A Comparison of Methods of Discontinuing Nasal CPAP in Premature Infants <30 Weeks Gestation

Not Applicable

Completed

Interventions: Device: Discontinue NCPAP after weaning pressures
Device: Discontinue NCPAP without weaning pressures

Brief Summary: The purpose of this study is to determine if among infants \<30 weeks gestational age on nasal continuous positive airway pressure (NCPAP), whether discontinuing CPAP after gradual reduction in continuous positive airway pressure (CPAP) pressure leads to successful weaning off CPAP when compared to discontinuing CPAP without weaning pressure.

Recruitment & Eligibility

Inclusion Criteria

All infants < 30 weeks by dates, on NCPAP therapy, on caffeine 10mg/kg daily
Meet CPAP stability criteria for ≥ 12hours (CPAP 6 cm water (H2O), FiO2 </=0.25 and stable (to maintain sats 85-95%), Respiratory rate consistently less than 60, Mild to no subcostal/intercostal retractions, No Apnea or bradycardia event that requires bag mask ventilation, Less than 3 apnea/brady/desat episodes in any 1 hour period for previous 6 hours, Tolerated time off CPAP during routine CPAP care (~15 min)

Exclusion Criteria

Arm && Interventions

Group	Intervention	Description
Discontinue NCPAP after weaning pressures	Discontinue NCPAP after weaning pressures	After randomization, CPAP pressure will be weaned by 1 every 24hours as long as the subjects continue to meet stability criteria after each wean, until CPAP of 4. If after decrease in CPAP pressure, the subject meets CPAP failure criteria pressure will be increased back to the previous level and after stabilization for 24 hours weaning process will be started again.

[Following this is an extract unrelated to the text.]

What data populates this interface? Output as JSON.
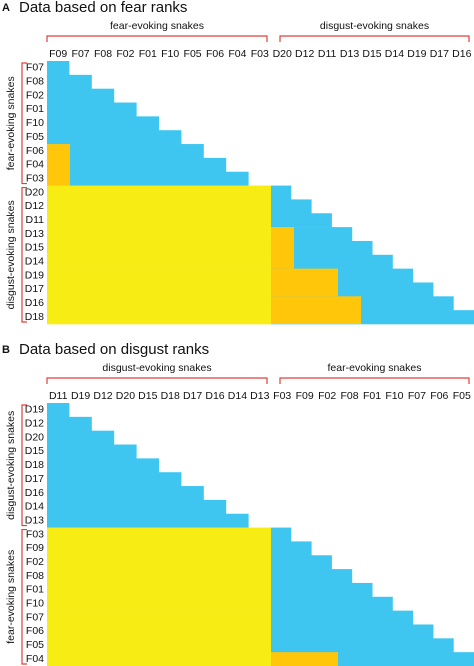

Once the subject meets stability criteria on CPAP of 4, NCPAP will be stopped and subject will be placed on nasal cannula (NC) according to unit guidelines (max 1 Liter flow, 30% FiO2).
Discontinue NCPAP without weaning pressures	Discontinue NCPAP without weaning pressures	After randomization, once the subject meets stability criteria, NCPAP will be stopped and subject will be placed on nasal cannula (NC) according to unit guidelines (max 1 Liter flow, 30% FiO2).

Primary Outcome Measures

Name	Time	Method
Number of Days on NCPAP or Mechanical Ventilation	from randomization until 28 days post-randomization	Subjects might go on and off NCPAP or mechanical ventilation throughout the 28 days after randomization, and the total number of days will be reported.

Secondary Outcome Measures

Name	Time	Method
Number of Participants Who Failed to Wean Off NCPAP	from randomization until discharge (about 92 days)
Duration of Endotracheal Ventilation	from randomization until 28 days post-randomization	Subjects might go on and off endotracheal ventilation throughout the 28 days after randomization, and the total number of days will be reported.
Length of Hospital Stay	from admission to hospital until discharge (about 92 days)
Number of Participants Who Developed Necrotizing Enterocolitis	from randomization until discharge (about 92 days)
Number of Days of Life at Which Infant Starting Taking All Feeds by Mouth	from randomization until discharge (about 92 days)
Number of Participants Who Developed Bronchopulmonary Dysplasia	from randomization until discharge (about 92 days)
Number of Participants Who Developed Air Leak Disorders	from randomization until discharge (about 92 days)	Air leak disorders include pneumothorax, pneumomediastinum, and pulmonary interstitial emphysema.